It is clearly in the tradition of biologists to conceptualize the dynamical evolution of biological systems in terms of statetransitions
of biological objects. This paper is mainly concerned with (but obviously not limited too) the immunological
branch of biology and shows how the adoption of UML (Unified Modeling Language) state-transition diagrams can ease the
modeling, the understanding, the coding, the manipulation or the documentation of population-based immune software
model generally defined as a set of ordinary differential equations (ODE), describing the evolution in time of populations of
various biological objects. Moreover, that same UML adoption naturally entails a far from negligible representational
economy since one graphical item of the diagram might have to be repeated in various places of the mathematical model.

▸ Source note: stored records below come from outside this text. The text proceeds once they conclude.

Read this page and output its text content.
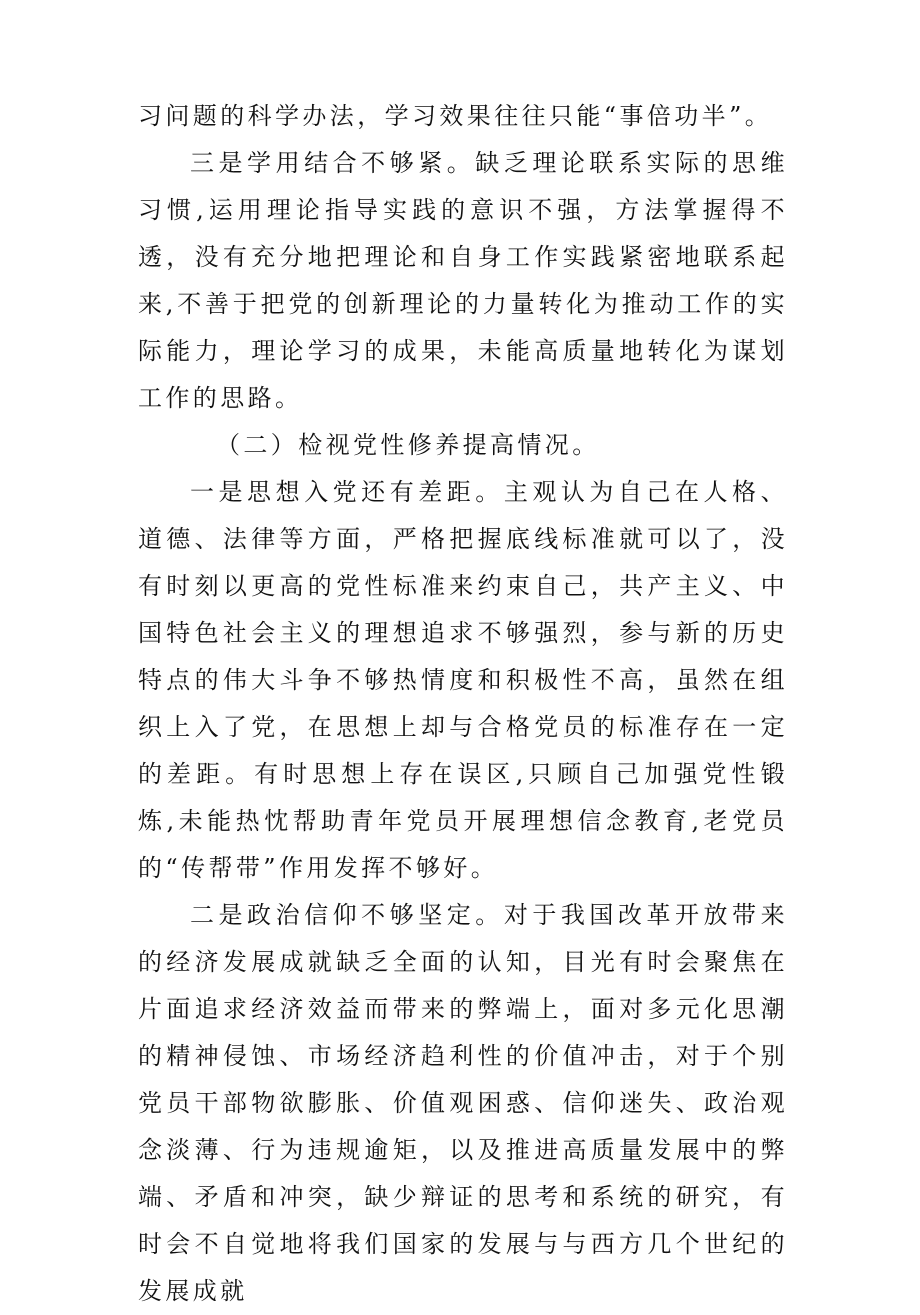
习问题的科学办法，学习效果往往只能“事倍功半”。

三是学用结合不够紧。缺乏理论联系实际的思维习惯,运用理论指导实践的意识不强，方法掌握得不透，没有充分地把理论和自身工作实践紧密地联系起来,不善于把党的创新理论的力量转化为推动工作的实际能力，理论学习的成果，未能高质量地转化为谋划工作的思路。

（二）检视党性修养提高情况。

一是思想入党还有差距。主观认为自己在人格、道德、法律等方面，严格把握底线标准就可以了，没有时刻以更高的党性标准来约束自己，共产主义、中国特色社会主义的理想追求不够强烈，参与新的历史特点的伟大斗争不够热情度和积极性不高，虽然在组织上入了党，在思想上却与合格党员的标准存在一定的差距。有时思想上存在误区,只顾自己加强党性锻炼,未能热忱帮助青年党员开展理想信念教育,老党员的“传帮带”作用发挥不够好。

二是政治信仰不够坚定。对于我国改革开放带来的经济发展成就缺乏全面的认知，目光有时会聚焦在片面追求经济效益而带来的弊端上，面对多元化思潮的精神侵蚀、市场经济趋利性的价值冲击，对于个别党员干部物欲膨胀、价值观困惑、信仰迷失、政治观念淡薄、行为违规逾矩，以及推进高质量发展中的弊端、矛盾和冲突，缺少辩证的思考和系统的研究，有时会不自觉地将我们国家的发展与与西方几个世纪的发展成就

First, the main graphical elements of the UML state-transition diagram and how they can be mapped onto a corresponding
ODE mathematical model are presented. Then, two already published immune models of thymocyte behavior and time
evolution in the thymus, the first one originally conceived as an ODE population-based model whereas the second one as
an agent-based one, are refactored and expressed in a state-transition form so as to make them much easier to understand
and their respective code easier to access, to modify and run. As an illustrative proof, for any immunologist, it should be
possible to understand faithfully enough what the two software models are supposed to reproduce and how they execute
with no need to plunge into the Java or Fortran lines.